We say we love flowers, yet we pluck them

The Crimson Petal and the White
£9.99,
Canongate
(2003)

Walking into a room of your house, or climbing or descending the stairs, only to have to pause in complete forgetfulness of what you intended to do there, is generally considered to be a sign of encroaching old age or simple-mindedness; or both. It suggests a level of distraction that's humourous to watch but puzzling and sometimes upsetting to endure. And while watching someone dither so can be entertaining, being watched while you yourself dither is just embarrassing. So you can imagine how foolish someone might feel if they wrote a whole novel in a similarly aimless manner.

The Crimson Petal and the White, an 800-page doorstop of a novel, is Michel Faber's grand compendium of narrative senior moments. Ostensibly its faux-Victorian trudge through an excessively factual nineteenth-century England aims at the genre of Dickensian morality tale, but hoping to encompass the full range of human interaction at that time, not baulking at examining the very lowest levels of society and intercourse that Dickens—for all his portrayals of street-sweepers—could only ever allude to. Ultimately, though, Faber's novel only shares one aspect with Dickens' work—its length—an aspect unwarranted by the quality of the subject matter under discussion.

Faber begins with a chummy, garrulous narrator that seems to sit on the shoulder of the prostitute Sugar as she begins to lift herself out of her profession. This voice is probably intended to expose with sympathy and ironic moral excoriation the misery of every sexual detail, but it ends up sounding like the sinister, pawing uncle of every whore mentioned in the novel. But he quickly abandons this oddly leering interlocutor, occasionally lapsing back into it accident, when the action flags and Faber needs an omniscient presence to relate the characters' thoughts. Only when Uncle Leery returns for good to tell us about the fall of the house of Rackham do we realize that it's a standard bookending device, and we're on the home stretch.

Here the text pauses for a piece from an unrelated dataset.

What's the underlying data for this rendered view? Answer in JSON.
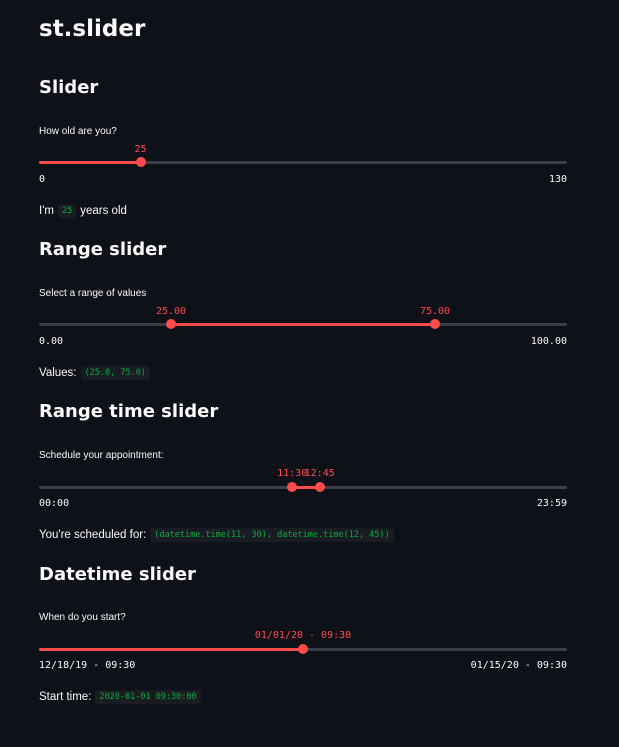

In between we get all the cloacal, genital and medical details of the surprisingly few main characters: only half a dozen core personalities, with perhaps two dozen hangers-on; a lack of complexity put to shame by the very genre Faber wants to pastiche. The information is relentless, until we're quite fed up of what becomes crashingly dull and nauseating honesty, meant to convince us that this is a no-holds barred exploration of humanity in all of its gritty etcetera.

Meanwhile, some people die for no clear narrative reason; some nearly die but don't; some are charmingly stereotypical, like a sort of perverted Mrs Malaprop; some have dreams which come to fruition; some have dreams which don't; some have a kind of pitiable depth of feeling that goes nowhere and achieves nothing. Eventually, most of the main characters fade away, leaving Faber with a final chapter like a sentence finished at a comma; he terminates everything mid-plot, as if he too is quite bored with the story; or perhaps as if he had put the manuscript down, wandered off into another room, and then quite forgotten about it. It's a shame the publishers never did the same.